Wrote several Retrieval-Augmented Generation (RAG) models to support chat questions related to documentation. The AI models significantly reduced hallucinations and improved retrieval over generic OpenAI models. Systems were templated to allow an easy transition from OpenAI to Llama or most other open-source models.
At multiple companies, developed pre-interview take-home challenges to filter top candidates. Created a unique onsite interview process that mixed questions with an onsite challenge and presentation. The hire success rate was high, and the results were helpful in post-hire management.
Architected and helped build a fraud identification system for a leading travel company. The CI/CD system deployed version-controlled models to a real-time RESTful API. Billions of dollars in transactions went through this platform. Fraud was reduced, while false positives were significantly reduced. The system saved the company headcount, improved customer outcomes, and decreased issues with public relations. Models could completely change type ( e.g., Random Forest, Regression, etc.) without a change to application deployment.
Led the development of a CI/CD data science platform that standardized data cleaning, transformation, and version deployment of models.
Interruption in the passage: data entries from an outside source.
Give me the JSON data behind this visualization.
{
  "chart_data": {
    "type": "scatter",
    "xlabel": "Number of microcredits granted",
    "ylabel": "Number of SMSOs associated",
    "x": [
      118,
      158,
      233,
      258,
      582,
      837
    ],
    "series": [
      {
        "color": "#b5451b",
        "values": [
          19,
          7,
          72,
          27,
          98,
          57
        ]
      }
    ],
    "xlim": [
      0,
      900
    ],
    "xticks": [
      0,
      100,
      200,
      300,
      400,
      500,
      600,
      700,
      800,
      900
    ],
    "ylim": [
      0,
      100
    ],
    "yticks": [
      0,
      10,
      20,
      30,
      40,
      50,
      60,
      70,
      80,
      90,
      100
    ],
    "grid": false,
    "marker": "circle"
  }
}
The platform saved the company hundreds of human hours per week, reduced delivery time, and improved model performance by more than 2X. It later allowed a new pricing model that increased the company’s Total Addressable Market. The system was agnostic to model type and could combine different models in an ensemble for maximum effectiveness.
Designed and led the development of many reporting platforms at several companies and collaborated with executives and product teams to determine relevant KPI’s. Architected data pipelines that delivered decision-supporting reports. Each platform met specific requirements, including data ingestion, cleansing, enrichment, and reporting as files, or API deployment. Many platforms included modeling steps.
Inherited a customer acquisition system that required weekly manual updates. Rather than update the model, led the development of a data pipeline that tied new data sources from across the company. The newly added data was more valuable and recent so the model could be simplified to run daily — this increased customer acquisition by more than 2X.
Inherited an advertising auction system based on SAS that could process only a subset of the US market and took 20+ hours to run. Moved the system to a database plus Python/R system that could score over 30 markets worldwide in an hour. The bidding platform handled traffic for the 4th largest customer of Google’s paid search. Model deployment was agnostic to model type.
Was tasked with a project many other data scientists had attempted and failed at because it was too complicated for a non-deterministic solution. Worked with engineering to develop a simulator that realistically mimicked relevant demographic details like interests, geo-location, and page traversal. The simulation solved the formerly intractable problem, helped the business make many more informed advertiser decisions, and was later utilized for many other previously unthought-of tasks.
Developed and deployed algorithms that scaled to hundreds of millions of users and delivered tens of millions in revenue each month. The algorithm was a customized collaborative filter translated into C to handle the throughput.
Identified inefficiencies and incorrect assumptions in a campaign testing system. Made a series of improvements and put changes into production within two weeks. The changes identified poor campaigns more accurately and quickly. It led to an overall 8% improvement in total revenue for the product, yielding a $5mm/year increase at the time. With the growth of the product, it continues to improve revenue by well over $10mm/year.
In a one-day competition, developed a scalable algorithm that determined which people were likely to churn based on online activity. The algorithm was later added to the primary revenue-generating system for the company.
Led development of A/B testing infrastructure. The infrastructure worked for all online products (website and mobile) and allowed for multiple treatments with the ability to control for dozens of potentially confounding factors. This system was used for nearly every product change or modification and provided insights into the effectiveness of the changes.